En effet, elle ne dépend pas du niveau du loyer, des ressources, du patrimoine ou même du nombre de personnes composant le ménage : l’aide serait identique pour une famille nombreuse sans ressources, qui bénéficie en conséquence d’une APL relativement élevée, et pour une personne seule à revenu plus élevé, pour laquelle le niveau de l’APL est réduit.
Il s’agirait donc d’une aide sociale générale, sans véritable lien avec les dépenses de logement, mais dotée d’un effet de seuil considérable, puisqu’une légère différence de revenus suffirait pour qu’un ménage bénéficie, ou non, de l’intégralité de l’aide de 100 euros.
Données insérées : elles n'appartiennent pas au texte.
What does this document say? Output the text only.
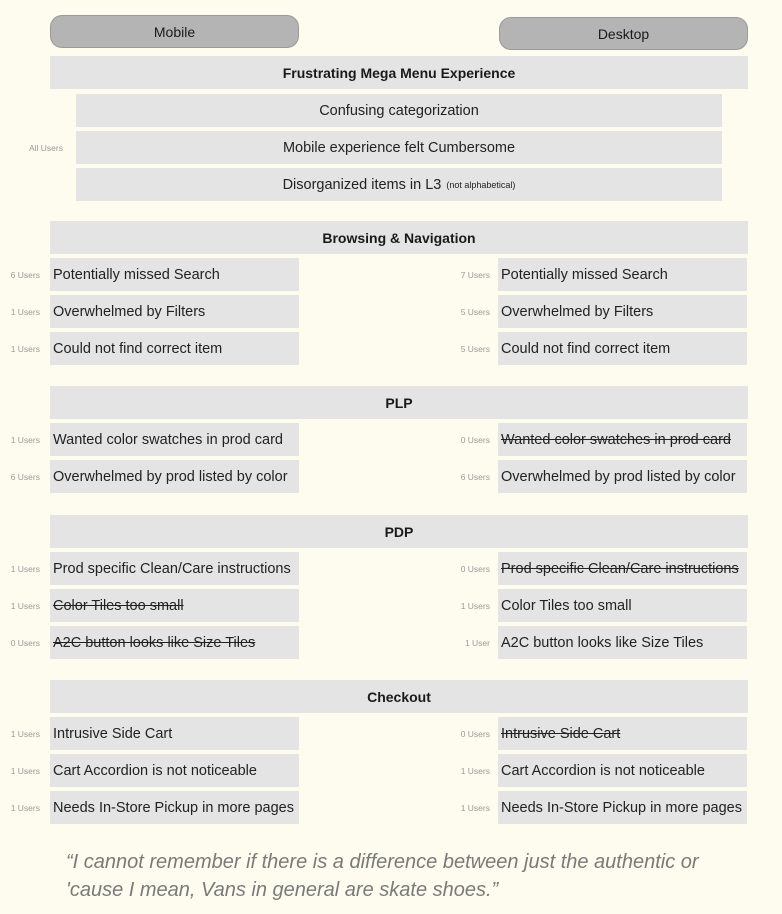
Mobile	Desktop
Frustrating Mega Menu Experience
All Users
Confusing categorization
Mobile experience felt Cumbersome
Disorganized items in L3 (not alphabetical)
Browsing & Navigation
6 Users Potentially missed Search	7 Users Potentially missed Search
1 Users Overwhelmed by Filters	5 Users Overwhelmed by Filters
1 Users Could not find correct item	5 Users Could not find correct item
PLP
1 Users Wanted color swatches in prod card	0 Users Wanted color swatches in prod card
6 Users Overwhelmed by prod listed by color	6 Users Overwhelmed by prod listed by color
PDP
1 Users Prod specific Clean/Care instructions	0 Users Prod specific Clean/Care instructions
1 Users Color Tiles too small	1 Users Color Tiles too small
0 Users A2C button looks like Size Tiles	1 User A2C button looks like Size Tiles
Checkout
1 Users Intrusive Side Cart	0 Users Intrusive Side Cart
1 Users Cart Accordion is not noticeable	1 Users Cart Accordion is not noticeable
1 Users Needs In-Store Pickup in more pages	1 Users Needs In-Store Pickup in more pages
“I cannot remember if there is a difference between just the authentic or 'cause I mean, Vans in general are skate shoes.”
Le coût est facile à estimer : le nombre des bénéficiaires des aides personnelles au logement étant d’environ 6, 6 millions d’euros, la mesure représenterait une dépense de l’ordre de 660 millions d’euros par mois, ou 2 milliards d’euros pour trois mois. Pour mémoire, le montant total des aides personnelles au logement a été de 17 milliards d’euros en 2020, dont 13, 9 milliards d’euros à la charge de l’État.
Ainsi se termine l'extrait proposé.